Tutwiler is a town in Tallahatchie County, Mississippi, United States. The population at the 2020 census was 2,476.

==History==

In 1899, Tom Tutwiler, a civil engineer for a local railroad, made his headquarters seven miles northwest of Sumner. The town of Tutwiler was founded and named for him. When the railroad was built, the first depot erected was a two-story building. The railroad gave the town use of the top floor as a public school. Captain H.B. Fitch built and operated the first store in town. His wife took charge of the school, which began with five pupils.

In 1900, a Black mob murdered a Black man remembered as "Dago Pete." He was suspected of attacking local women.

In 1905, the town was incorporated, and W.E. Fite elected Mayor. J.O. Clay was the station depot agent. In 1900, the Illinois Central Railroad, running from Yazoo City to Lambert, crossed at Tutwiler, where the company built a railroad yard.

In 1928, a high school was built at a cost of $40,000. The town grew rapidly until 1929 when the railroad yard was moved to Clarksdale. At that time businesses and finally the population began to decline. The population in 1929 before the railroad yard was moved was 1,010 people.

Like many other towns in the Mississippi Delta, Tutwiler stakes a claim to being the "birthplace of the blues". This is the site where W. C. Handy reportedly "discovered" the blues in 1903, on a train platform in the town. Handy had heard something akin to the blues as early as 1892, but it was while waiting for an overdue train to Memphis that he heard an itinerant bluesman (legend says it was a local field hand named Henry Sloan). The man was playing slide guitar and singing about "goin' where the Southern cross the Dog", referring to the junction of the Southern Railway and Yazoo and Mississippi Valley Railroad farther south. (The Y&D railroad was locally called the "Yellow Dog"). Handy called it "the weirdest music I had ever heard". A Mississippi Blues Trail marker honoring Handy was erected at the site on November 25, 2009. The historic marker was paid for by Robert Plant and Plant attended the dedication and gave a speech about the Blues and how he was influenced by Sonny Boy Williamson II. Plant said "The first record my mom bought me was by Sonny Boy, I played it until there were no more groves on the record". Sonny Boy's resting place is just at the edge of the Tutwiler City limits. Plant and Jimmy Page visit Tutwiler often. "It is a wonderful place to connect to the music that changed my life and musical direction, a magic place." Tutwiler was also the childhood home of bluesmen John Lee Hooker and Frank Stokes.

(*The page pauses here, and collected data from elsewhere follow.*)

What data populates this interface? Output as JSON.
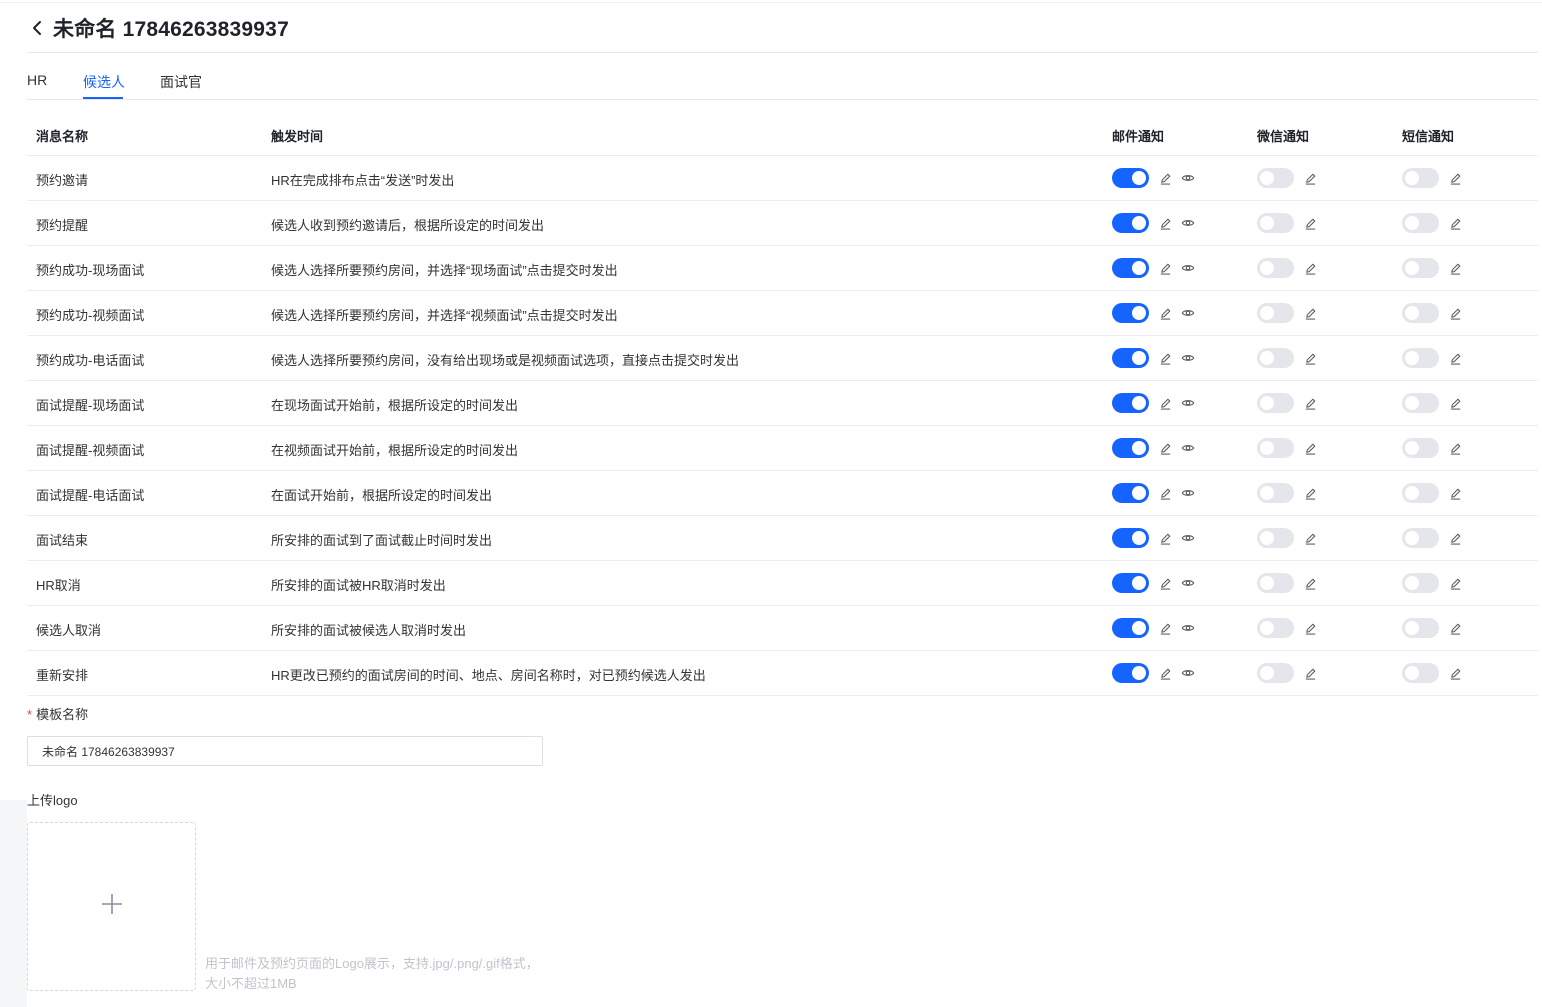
{
  "header": {
    "title": "未命名 17846263839937"
  },
  "tabs": [
    {
      "label": "HR"
    },
    {
      "label": "候选人",
      "active": true
    },
    {
      "label": "面试官"
    }
  ],
  "table": {
    "columns": {
      "name": "消息名称",
      "trigger": "触发时间",
      "email": "邮件通知",
      "wechat": "微信通知",
      "sms": "短信通知"
    },
    "rows": [
      {
        "name": "预约邀请",
        "trigger": "HR在完成排布点击“发送”时发出",
        "email": true,
        "wechat": false,
        "sms": false
      },
      {
        "name": "预约提醒",
        "trigger": "候选人收到预约邀请后，根据所设定的时间发出",
        "email": true,
        "wechat": false,
        "sms": false
      },
      {
        "name": "预约成功-现场面试",
        "trigger": "候选人选择所要预约房间，并选择“现场面试”点击提交时发出",
        "email": true,
        "wechat": false,
        "sms": false
      },
      {
        "name": "预约成功-视频面试",
        "trigger": "候选人选择所要预约房间，并选择“视频面试”点击提交时发出",
        "email": true,
        "wechat": false,
        "sms": false
      },
      {
        "name": "预约成功-电话面试",
        "trigger": "候选人选择所要预约房间，没有给出现场或是视频面试选项，直接点击提交时发出",
        "email": true,
        "wechat": false,
        "sms": false
      },
      {
        "name": "面试提醒-现场面试",
        "trigger": "在现场面试开始前，根据所设定的时间发出",
        "email": true,
        "wechat": false,
        "sms": false
      },
      {
        "name": "面试提醒-视频面试",
        "trigger": "在视频面试开始前，根据所设定的时间发出",
        "email": true,
        "wechat": false,
        "sms": false
      },
      {
        "name": "面试提醒-电话面试",
        "trigger": "在面试开始前，根据所设定的时间发出",
        "email": true,
        "wechat": false,
        "sms": false
      },
      {
        "name": "面试结束",
        "trigger": "所安排的面试到了面试截止时间时发出",
        "email": true,
        "wechat": false,
        "sms": false
      },
      {
        "name": "HR取消",
        "trigger": "所安排的面试被HR取消时发出",
        "email": true,
        "wechat": false,
        "sms": false
      },
      {
        "name": "候选人取消",
        "trigger": "所安排的面试被候选人取消时发出",
        "email": true,
        "wechat": false,
        "sms": false
      },
      {
        "name": "重新安排",
        "trigger": "HR更改已预约的面试房间的时间、地点、房间名称时，对已预约候选人发出",
        "email": true,
        "wechat": false,
        "sms": false
      }
    ]
  },
  "form": {
    "required_mark": "*",
    "template_name_label": "模板名称",
    "template_name_value": "未命名 17846263839937",
    "upload_label": "上传logo",
    "upload_hint": "用于邮件及预约页面的Logo展示，支持.jpg/.png/.gif格式，大小不超过1MB"
  },
  "icons": {
    "back": "chevron-left-icon",
    "edit": "pencil-icon",
    "preview": "eye-icon",
    "upload": "plus-icon"
  },
  "colors": {
    "accent": "#1664ff",
    "switch_off": "#e4e6eb",
    "required": "#f53f3f",
    "hint": "#c0c4cc"
  }
}
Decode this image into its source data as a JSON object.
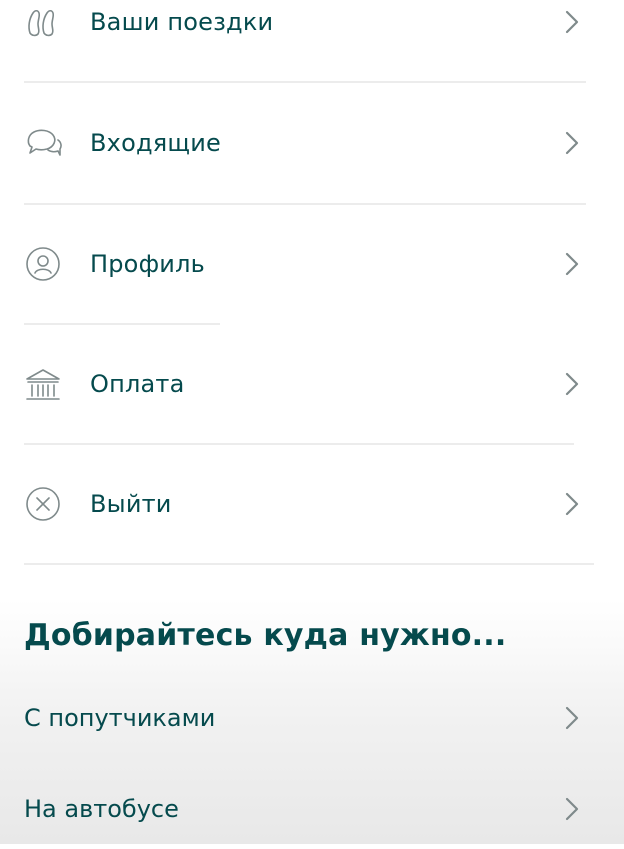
{
  "menu": {
    "items": [
      {
        "label": "Ваши поездки",
        "icon": "rides-icon"
      },
      {
        "label": "Входящие",
        "icon": "chat-bubbles-icon"
      },
      {
        "label": "Профиль",
        "icon": "profile-icon"
      },
      {
        "label": "Оплата",
        "icon": "bank-icon"
      },
      {
        "label": "Выйти",
        "icon": "logout-x-icon"
      }
    ]
  },
  "travel": {
    "title": "Добирайтесь куда нужно...",
    "options": [
      {
        "label": "С попутчиками"
      },
      {
        "label": "На автобусе"
      }
    ]
  },
  "colors": {
    "text": "#054a4d",
    "icon": "#7f8a8b",
    "chevron": "#7f8a8b",
    "divider": "#ececec"
  }
}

Handy and his family lived there for six years. In 1903, while waiting for a train in Tutwiler, in the Mississippi Delta, Handy had the following experience:
A lean loose-jointed Negro had commenced plunking a guitar beside me while I slept ... As he played, he pressed a knife on the strings of the guitar in a manner popularized by Hawaiian guitarists who used steel bars. ... The singer repeated the line three times, accompanying himself on the guitar with the weirdest music I had ever heard.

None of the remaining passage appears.